Joseph Termini, shown with his wife, Mary Jo Termini, ran twice...

Joseph Termini, shown with his wife, Mary Jo Termini, ran twice for the State Legislature. Credit: Mary Jo Termini

Joseph Termini, who led the state bureau that oversaw failing insurance companies and ran twice for the State Legislature, has died after a 40-year legal career. The Locust Valley resident was 87.

Termini took charge of the New York Liquidation Bureau as special deputy superintendent from 1994 until retirement in 2002, a period when many insurance companies were failing and before state regulators established more safeguards, those who knew him said.

Having started there as an attorney in 1972, Termini negotiated multimillion-dollar deals to protect insurers’ assets for policyholders and creditors, including a $48 million settlement in what state officials in 1989 called “the first major attempt” to hold the parent company of a failing insurer responsible.

When Termini retired in 2002, his co-workers named a conference room in his honor, said Jim O’Connor, who succeeded him.

“He was well respected throughout the entire New York legal community,” O’Connor said. “He was a good, strong manager, very much a common-sense approach to things . . . He did it in a way that was rather unassuming and with a very humble approach.”

Termini died Jan. 15 after a yearlong series of health problems, from a ruptured appendix to lymphoma.

To the end, his family said, he retained the easygoing, storytelling spirit that was evident in his youth, spent in Brooklyn going to movies, biking with friends to Coney Island and playing on a neighborhood baseball team.

A friend since childhood, Joe Genovese remembers how Joseph saved him when the baseball coaches were going to cut him from the team.

“He used to tell them nobody practiced more than me,” Genovese recalled. “He was a very principled person. If he thought something was right, that’s what he was going to do, even when it wasn’t popular.”

A chance conversation with a painter at the Termini house not only firmed up young Joseph’s principles but changed his life. With Joseph unsure of his future after high school, the painter mentioned that his son was attending The Citadel military college in South Carolina.

When Termini got to The Citadel to start studies, his first thought was, “Oh my God, I am putting myself in jail,” his wife, Mary Jo Termini, said.

“He had a very difficult time the first year,” his wife said, “... but he was so proud of himself for having gone through the Citadel. He believed that helped to make him the man he is today — the order, the sense of honor and integrity — and maybe that was what he wanted to continue in the practice of law.”

After graduating in 1958, he was responsible for delivery of classified information within the Pentagon as a second lieutenant in the Army, leaving about six months later when the military downsized, said his son, Joseph Termini Jr., of Atlanta.

For more than three years, Termini juggled duties in the Army Reserves while working as an insurance underwriter and going to St. John’s University, getting his law degree in 1962.

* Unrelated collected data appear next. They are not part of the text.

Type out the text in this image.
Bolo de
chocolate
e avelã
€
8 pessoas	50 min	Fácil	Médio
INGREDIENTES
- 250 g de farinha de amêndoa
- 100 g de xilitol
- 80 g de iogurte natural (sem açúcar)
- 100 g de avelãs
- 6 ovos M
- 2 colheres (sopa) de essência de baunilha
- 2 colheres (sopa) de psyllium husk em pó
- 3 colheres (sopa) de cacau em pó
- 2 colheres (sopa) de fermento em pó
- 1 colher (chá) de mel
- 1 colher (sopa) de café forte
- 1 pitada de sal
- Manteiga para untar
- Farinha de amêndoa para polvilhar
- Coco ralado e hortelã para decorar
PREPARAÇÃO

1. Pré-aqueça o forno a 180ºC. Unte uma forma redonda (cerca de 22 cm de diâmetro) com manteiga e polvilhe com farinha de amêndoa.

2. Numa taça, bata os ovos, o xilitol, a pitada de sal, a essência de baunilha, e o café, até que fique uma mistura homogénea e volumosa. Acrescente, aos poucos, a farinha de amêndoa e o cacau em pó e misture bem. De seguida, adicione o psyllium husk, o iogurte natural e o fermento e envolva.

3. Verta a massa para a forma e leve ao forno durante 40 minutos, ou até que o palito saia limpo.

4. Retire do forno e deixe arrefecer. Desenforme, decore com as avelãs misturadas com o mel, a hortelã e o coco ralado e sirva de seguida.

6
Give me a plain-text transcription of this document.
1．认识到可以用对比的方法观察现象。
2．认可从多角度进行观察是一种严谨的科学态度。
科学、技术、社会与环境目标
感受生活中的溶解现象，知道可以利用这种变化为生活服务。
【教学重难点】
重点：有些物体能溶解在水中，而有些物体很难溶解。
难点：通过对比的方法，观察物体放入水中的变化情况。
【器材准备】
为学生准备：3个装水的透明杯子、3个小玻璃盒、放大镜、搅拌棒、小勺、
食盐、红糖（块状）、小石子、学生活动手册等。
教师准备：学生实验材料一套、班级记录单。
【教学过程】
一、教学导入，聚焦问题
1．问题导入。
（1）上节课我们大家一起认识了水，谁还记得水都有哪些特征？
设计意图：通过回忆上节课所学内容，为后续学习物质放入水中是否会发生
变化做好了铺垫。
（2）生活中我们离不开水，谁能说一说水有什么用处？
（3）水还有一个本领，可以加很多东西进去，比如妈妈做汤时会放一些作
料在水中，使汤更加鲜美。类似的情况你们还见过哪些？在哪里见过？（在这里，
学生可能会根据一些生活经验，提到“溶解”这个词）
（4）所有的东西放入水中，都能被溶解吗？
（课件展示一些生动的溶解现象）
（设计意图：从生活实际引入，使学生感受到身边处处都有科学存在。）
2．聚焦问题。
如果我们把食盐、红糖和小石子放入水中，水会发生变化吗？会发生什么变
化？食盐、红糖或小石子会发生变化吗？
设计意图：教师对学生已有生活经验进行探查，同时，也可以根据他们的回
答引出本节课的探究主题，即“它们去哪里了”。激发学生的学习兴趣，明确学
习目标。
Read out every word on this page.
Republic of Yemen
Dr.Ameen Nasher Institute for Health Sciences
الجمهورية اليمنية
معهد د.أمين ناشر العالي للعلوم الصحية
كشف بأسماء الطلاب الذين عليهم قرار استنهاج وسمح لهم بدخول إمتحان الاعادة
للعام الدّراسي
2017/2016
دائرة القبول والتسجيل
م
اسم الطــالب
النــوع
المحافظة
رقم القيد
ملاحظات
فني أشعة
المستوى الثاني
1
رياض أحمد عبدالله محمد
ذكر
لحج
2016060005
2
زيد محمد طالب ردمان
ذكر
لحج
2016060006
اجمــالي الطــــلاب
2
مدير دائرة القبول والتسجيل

When he lived in Whitestone, Queens, he was a Republican committeeman tapped to run for state Assembly in the late 1960s and for the state Senate in 1970, While he lost to Democrats, he “got a kick” out of chatting with people and exchanging views, his son said.

In his later years, he loved walking with his wife and their dogs Dakota and Sachi, all the while reflecting on what was important in his life — his family and his reputation as an honest attorney, relatives said.

His widow, who also worked as an attorney at the liquidation bureau, said she will always remember the way her husband treated people, from dubbing her his “princess” to spending time getting to know new employees.

“He would put you at ease,” Mary Jo Termini said. “You felt like the most important person in the room.”

Besides his wife and son, Termini is survived by his daughters, Susan Valzovano, of Bristol, Rhode Island, Pauline Karcher, of Cullman, Alabama, Pamela Florio, of Smithtown, and Jennifer Termini, of Stamford, Connecticut. His first wife, Patricia, whom he married in the early 1960s, died in 1993.

A Mass was celebrated Jan. 18 at St. Patrick Church in Glen Cove, followed by burial at St. John Cemetery in Middle Village, Queens.